For mostly academic reasons, I've been learning how to interpret the Cluster Chain Run from the Data Attribute Block from an MFT Record from a NTFS volume.
I watched a video that walks through an example. Here's the example:
Flags | Cluster count | First cluster
41
02
f8 38 c7 01
21
02
c5 07
31
04
83 43 01
21
08
c0 fc
31
10
44 0b 00
31
01
f7 ef f9
21
1f
c6 e7
21
10
6b 28
31
01
00 52 e4
Now, the video shows some disk editing software that is interpreting the hex output. This is helpful, because the author of the video completely skips over at least 3 fundamental concepts:
- The "First cluster" field is cumulative. Easy enough to figure out if you use a calculator.
- The "First cluster" field is a signed integer, so that it can navigate backwards on the disk. This was trickier to figure out, but I got it.

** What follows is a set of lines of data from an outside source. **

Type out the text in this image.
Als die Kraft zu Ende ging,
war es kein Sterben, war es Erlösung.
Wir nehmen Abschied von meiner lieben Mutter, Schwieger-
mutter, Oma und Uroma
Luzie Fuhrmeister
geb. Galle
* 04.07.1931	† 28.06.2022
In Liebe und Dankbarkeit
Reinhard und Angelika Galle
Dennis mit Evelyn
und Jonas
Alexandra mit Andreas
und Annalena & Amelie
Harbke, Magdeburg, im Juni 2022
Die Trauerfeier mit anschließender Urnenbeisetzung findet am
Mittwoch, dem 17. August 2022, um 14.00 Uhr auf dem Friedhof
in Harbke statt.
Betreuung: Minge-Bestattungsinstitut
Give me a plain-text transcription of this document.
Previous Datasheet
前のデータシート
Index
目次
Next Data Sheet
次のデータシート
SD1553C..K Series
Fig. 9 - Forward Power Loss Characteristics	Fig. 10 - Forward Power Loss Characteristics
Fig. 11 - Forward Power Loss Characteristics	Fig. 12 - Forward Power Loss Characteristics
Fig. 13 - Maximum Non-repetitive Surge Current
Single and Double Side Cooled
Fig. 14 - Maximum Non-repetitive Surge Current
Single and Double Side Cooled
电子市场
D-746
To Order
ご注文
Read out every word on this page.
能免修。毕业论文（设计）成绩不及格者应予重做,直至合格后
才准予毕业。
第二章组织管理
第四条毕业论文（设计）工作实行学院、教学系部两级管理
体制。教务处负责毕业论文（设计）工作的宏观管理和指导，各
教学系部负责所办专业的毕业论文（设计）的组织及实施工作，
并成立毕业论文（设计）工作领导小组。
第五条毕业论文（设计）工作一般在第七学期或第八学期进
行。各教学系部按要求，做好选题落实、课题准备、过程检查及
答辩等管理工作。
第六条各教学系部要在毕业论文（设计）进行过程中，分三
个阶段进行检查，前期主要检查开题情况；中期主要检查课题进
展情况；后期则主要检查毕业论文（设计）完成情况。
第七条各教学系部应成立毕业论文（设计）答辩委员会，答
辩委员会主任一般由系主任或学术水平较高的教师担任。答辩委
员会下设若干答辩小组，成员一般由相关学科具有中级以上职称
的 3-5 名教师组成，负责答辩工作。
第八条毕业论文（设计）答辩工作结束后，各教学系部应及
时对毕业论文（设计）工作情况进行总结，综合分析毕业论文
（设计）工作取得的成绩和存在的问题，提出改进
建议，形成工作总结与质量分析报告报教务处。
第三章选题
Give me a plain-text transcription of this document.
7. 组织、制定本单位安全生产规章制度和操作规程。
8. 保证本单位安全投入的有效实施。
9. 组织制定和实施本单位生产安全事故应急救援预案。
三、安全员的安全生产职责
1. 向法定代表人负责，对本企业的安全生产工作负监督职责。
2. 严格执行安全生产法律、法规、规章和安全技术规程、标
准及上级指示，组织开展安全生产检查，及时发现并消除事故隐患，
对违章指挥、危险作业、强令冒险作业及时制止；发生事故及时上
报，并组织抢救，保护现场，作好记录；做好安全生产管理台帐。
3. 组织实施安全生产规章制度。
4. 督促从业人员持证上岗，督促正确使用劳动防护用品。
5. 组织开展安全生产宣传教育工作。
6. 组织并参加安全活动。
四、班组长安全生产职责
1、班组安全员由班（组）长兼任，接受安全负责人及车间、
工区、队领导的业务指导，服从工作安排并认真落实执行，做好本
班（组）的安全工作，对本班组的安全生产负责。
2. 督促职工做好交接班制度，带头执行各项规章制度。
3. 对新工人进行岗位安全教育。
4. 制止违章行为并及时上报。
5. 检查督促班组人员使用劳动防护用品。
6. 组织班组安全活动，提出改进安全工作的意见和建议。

- The third completely ignored concept is when the the least significant byte of the "First cluster" field is zeros. Since these fields are interpreted little-endian, and since this is a flexible-length field (the flags say how many bytes), then why would you have leading zeros?
So, here's how I calculate it.
Flags | Cluster count | First cluster
41
02
f8 38 c7 01
2 clusters starting at cluster # 29,833,464
21
02
c5 07
2 more clusters starting 1,989 from 29,833,464, which is cluster # 29,835,453
31
04
83 43 01
4 more clusters starting 82,819 from 29,835,453, which is cluster # 29,918,272
21
08
c0 fc
8 more clusters starting 832 earlier than 29,918,272, which is cluster # 29,917,440
31
10
44 0b 00
16 more clusters starting 2,884 from 29,917,440, which is cluster # 29,920,324
This is where my math deviates from their math. They say cluster # 29,840,452. I need help here.
31
01
f7 ef f9
21
1f
c6 e7
21
10
6b 28
31
01
00 52 e4
How does the math work when you have leading zeros in one of the fields? I also have a separate example where the leading zeros are in the "Cluster count" field, not the "First cluster" field; is that treated any different?"